The seemingly intractable problem arises because the microscopic world is governed by the rules of quantum mechanics but where classical computers are stalled by the complexity of the quantum wavefunction of many electrons, the quantum computer thrives.
The purpose of this article is not to explain how quantum computing works (there is a great video here for that) but rather why it will be so important. At the core of the quantum computer are qubits that can be superposed in many states at the same time (unlike classical bits that are either 1 or 0) and entangled with the other qubits. They can quite naturally represent the ever-growing combinatorial complexity of the electrons, taking advantage of using one quantum system (qubits) to emulate another (electrons). While on a classical computer, simulating electrons or qubits causes an exponential explosion of possible states for the computer to cover, quantum computers do this in their underlying hardware. To give a sense of scale: while a three-qubit computer would be in one of eight states, a ten-qubit system would be in a superposition of 1024 states and a 64-qubit system in 264, which is 18,446,744,073,709,600,000 possibilities. The addition of just one more qubit doubles the capacity of the quantum computer in comparison to a classical machine.
By beating the scaling problem that classical computers fail at when trying to simulate quantum mechanics, quantum computing provides a unique opportunity to crack the battery challenge. The hardware qubits directly emulate the quantum wavefunction and interactions of the electrons and nuclei in the ecosystem, so quantum computing simulate these complex interactions and determine the probability of outcomes. All we need to do is build one of sufficient scope.
Making quantum computing work
Today, quantum computing is very much at a nascent stage of development. Working with around 50 qubits and with high rates of error currently, this vision of quantum chemistry enabling new batteries remains on the horizon. To get there, we need more and better qubits with a system that makes them compute.
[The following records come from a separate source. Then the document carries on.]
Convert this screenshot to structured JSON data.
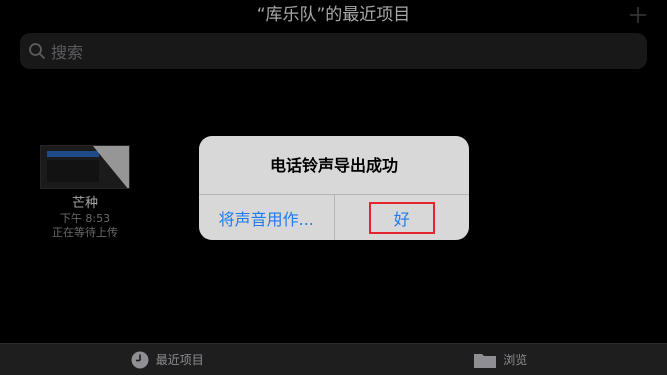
{
  "header": {
    "title": "“库乐队”的最近项目",
    "add_icon": "plus-icon"
  },
  "search": {
    "placeholder": "搜索",
    "icon": "search-icon"
  },
  "files": [
    {
      "name": "芒种",
      "time": "下午 8:53",
      "status": "正在等待上传"
    }
  ],
  "alert": {
    "title": "电话铃声导出成功",
    "secondary_button": "将声音用作...",
    "primary_button": "好",
    "highlight_color": "#e3262b"
  },
  "tabbar": {
    "tabs": [
      {
        "label": "最近项目",
        "icon": "clock-icon"
      },
      {
        "label": "浏览",
        "icon": "folder-icon"
      }
    ]
  },
  "colors": {
    "accent": "#1a7cf2",
    "background": "#000000"
  }
}
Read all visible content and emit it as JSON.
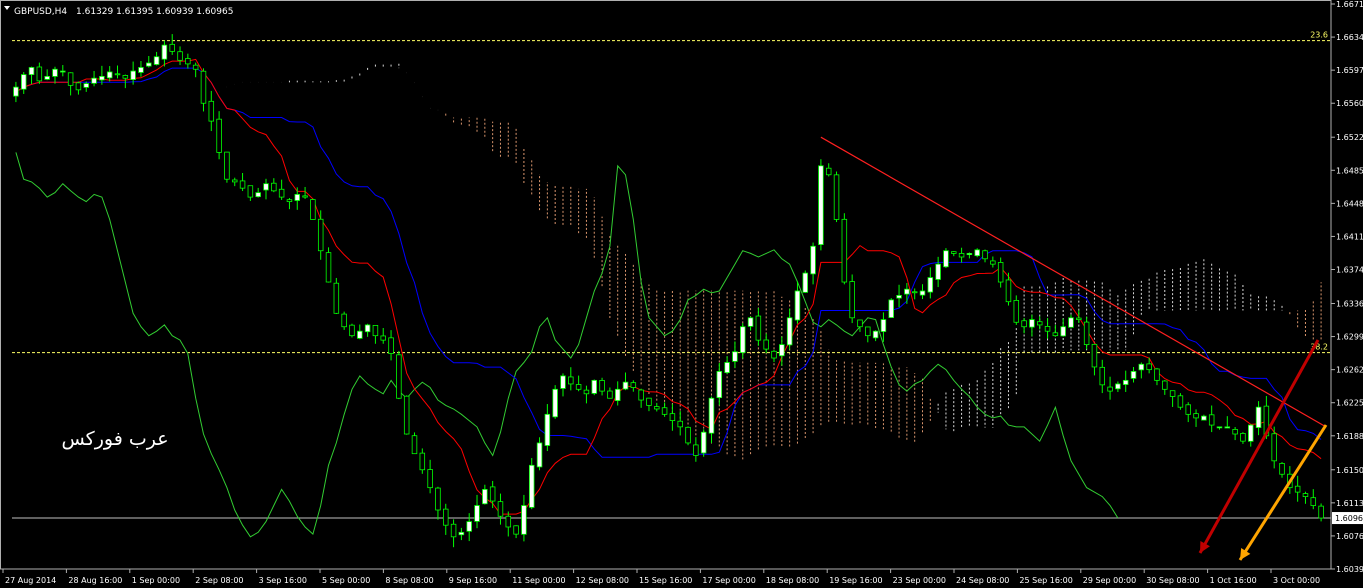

World governments are all too aware of the potential power of quantum computing and the race is on to design functional large-scale quantum computers. In 2019, Google unveiled a 53-qubit system and in recent months the University of Science and Technology of China in Hefei unveiled a similar 56-qubit quantum computer.
None of these are yet ready that to solve the battery challenge and work continues on controlling the reliability of qubits with Riverlane and others developing error correction and robust control system.
Applying quantum computing to battery research
The dawn of commercial quantum computing may not be here yet, but it is close and could deliver the next generation of significantly improved batteries that will power the net zero world.
The quantum computer does not solve the entire complex battery system, but it does accelerate the key tasks that enable computers to help explore, improve, and automate the research and development of batteries. As quantum computers improve in their capabilities through systematic scale-up and error reduction, they may be able to provide the large-scale simulation of atomic-level interactions that reveals, for the first time, the true ecosystem of the battery.